2 7202016 39820030 2015-07-26 37722850 Ian Very spacious apartment, and in a great neighb...

This is what the data currently looks like. As we can see we don't know gender or sentiment. We just have names and comments.

Determining Gender

We currently know the first names of the reviewer but we don't know what gender they are.

Using the gender_guesser library we can assign a gender to each listing.

In [3]:
d = gender.Detector()
reviews['gender'] = reviews['reviewer_name'].apply(d.get_gender)
reviews.head(3)
Out[3]:
listing_id id date reviewer_id reviewer_name comments gender
0 7202016 38917982 2015-07-19 28943674 Bianca Cute and cozy place.
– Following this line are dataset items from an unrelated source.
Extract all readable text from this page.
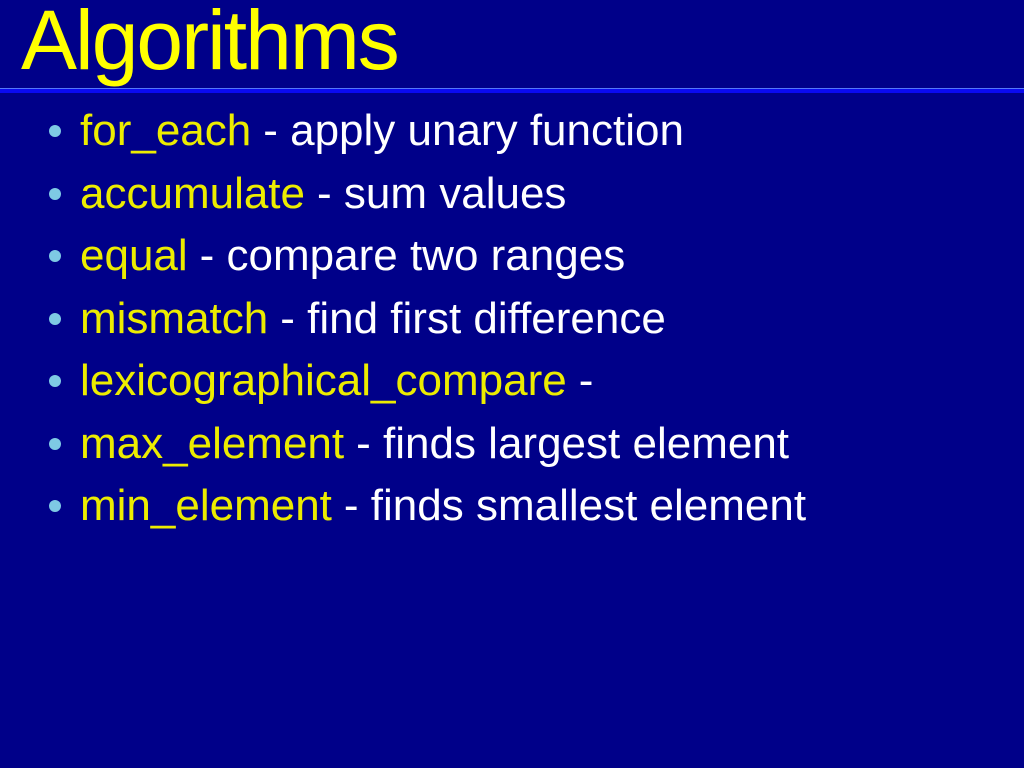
Algorithms
for_each - apply unary function
accumulate - sum values
equal - compare two ranges
mismatch - find first difference
lexicographical_compare -
max_element - finds largest element
min_element - finds smallest element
Perfect location to every... female
1 7202016 39087409 2015-07-20 32440555 Frank Kelly has a great room in a very central locat... male
2 7202016 39820030 2015-07-26 37722850 Ian Very spacious apartment, and in a great neighb... male

Figuring Out the Sentiment of the Reviews

Next, we need to assign sentiment to each of the reviews.
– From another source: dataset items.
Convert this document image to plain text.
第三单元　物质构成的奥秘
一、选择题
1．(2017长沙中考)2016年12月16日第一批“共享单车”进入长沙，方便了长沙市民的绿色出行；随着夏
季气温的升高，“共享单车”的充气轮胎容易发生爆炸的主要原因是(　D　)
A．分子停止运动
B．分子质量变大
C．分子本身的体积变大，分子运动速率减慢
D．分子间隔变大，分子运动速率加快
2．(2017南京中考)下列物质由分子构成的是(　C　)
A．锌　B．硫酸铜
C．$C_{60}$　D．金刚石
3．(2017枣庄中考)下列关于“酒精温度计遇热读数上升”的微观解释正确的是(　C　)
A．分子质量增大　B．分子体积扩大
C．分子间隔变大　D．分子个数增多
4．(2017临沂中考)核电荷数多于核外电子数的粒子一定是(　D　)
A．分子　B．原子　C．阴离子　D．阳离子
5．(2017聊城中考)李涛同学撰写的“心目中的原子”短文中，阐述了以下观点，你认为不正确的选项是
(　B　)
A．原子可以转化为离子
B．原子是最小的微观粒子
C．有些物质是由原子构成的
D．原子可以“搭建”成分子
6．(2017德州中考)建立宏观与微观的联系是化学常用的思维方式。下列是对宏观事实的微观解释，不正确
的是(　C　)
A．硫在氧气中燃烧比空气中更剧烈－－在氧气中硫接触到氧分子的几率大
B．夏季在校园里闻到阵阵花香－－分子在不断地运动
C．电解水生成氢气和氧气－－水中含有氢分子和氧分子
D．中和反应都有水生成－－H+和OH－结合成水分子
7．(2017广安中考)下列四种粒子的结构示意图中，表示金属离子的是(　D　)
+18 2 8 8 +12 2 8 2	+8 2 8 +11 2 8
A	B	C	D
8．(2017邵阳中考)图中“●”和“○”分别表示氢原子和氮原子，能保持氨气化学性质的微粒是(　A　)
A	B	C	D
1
The polarity score assigned by vader is returned in a dictionary so we're going to need to do a little bit of pandas finagling to get the data in the shape we want it.

In [4]:
analyzer = SentimentIntensityAnalyzer()

analyzer.polarity_scores('Cute and cozy place. Perfect location to everything! ')
Out[4]:
{'compound': 0.7901, 'neg': 0.0, 'neu': 0.462, 'pos': 0.538}
In [5]:
reviews['vader'] = reviews['comments'].apply(analyzer.polarity_scores)
reviews = reviews.join(reviews['vader'].apply(pd.Series))
reviews.head(3)
Out[5]:
listing_id id date reviewer_id reviewer_name comments gender vader compound neg neu pos
0 7202016 38917982 2015-07-19 28943674 Bianca Cute and cozy place. Perfect location to every... female {'neg': 0.0, 'neu': 0.462, 'pos': 0.538, 'comp... 0.7901 0.000 0.462 0.538
1 7202016 39087409 2015-07-20 32440555 Frank Kelly has a great room in a very central locat... male {'neg': 0.0, 'neu': 0.609, 'pos': 0.391, 'comp... 0.9872 0.000 0.609 0.391
2 7202016 39820030 2015-07-26 37722850 Ian Very spacious apartment, and in a great neighb... male {'neg': 0.043, 'neu': 0.772, 'pos': 0.185, 'co... 0.8718 0.043 0.772 0.185

Now we have the sentiment for each of the reviews. We can use this information to finally figure out each groups positive and negative sentiment.

In [6]:
female_pos = reviews.loc[reviews.gender == 'female'].pos.mean()
male_pos = reviews.loc[reviews.gender == 'male'].pos.mean()
male_neg = reviews.loc[reviews.gender == 'male'].neg.mean()
female_neg = reviews.loc[reviews.gender == 'female'].neg.mean()
In [7]:
print("Female positivity score: {}, Male positivity score: {}".format(female_pos, male_pos))
print("Female negativity score: {}, Male negativity score: {}".format(female_neg, male_neg))
Female positivity score: 0.30064392678868573, Male positivity score: 0.30319217081850547
Female negativity score: 0.01214309484193011, Male negativity score: 0.011062277580071167

It appears that the positive and negative values from men and women are about the same.

There we have it. We used pandas, gender_guesser and vader to compare genders and positivity of Airbnb reviews in Seattle.

Next Steps

In the next tutorial we will do a statistical analysis on this data to see if it is significant. We will also compare the standard deviations and do other visualizations.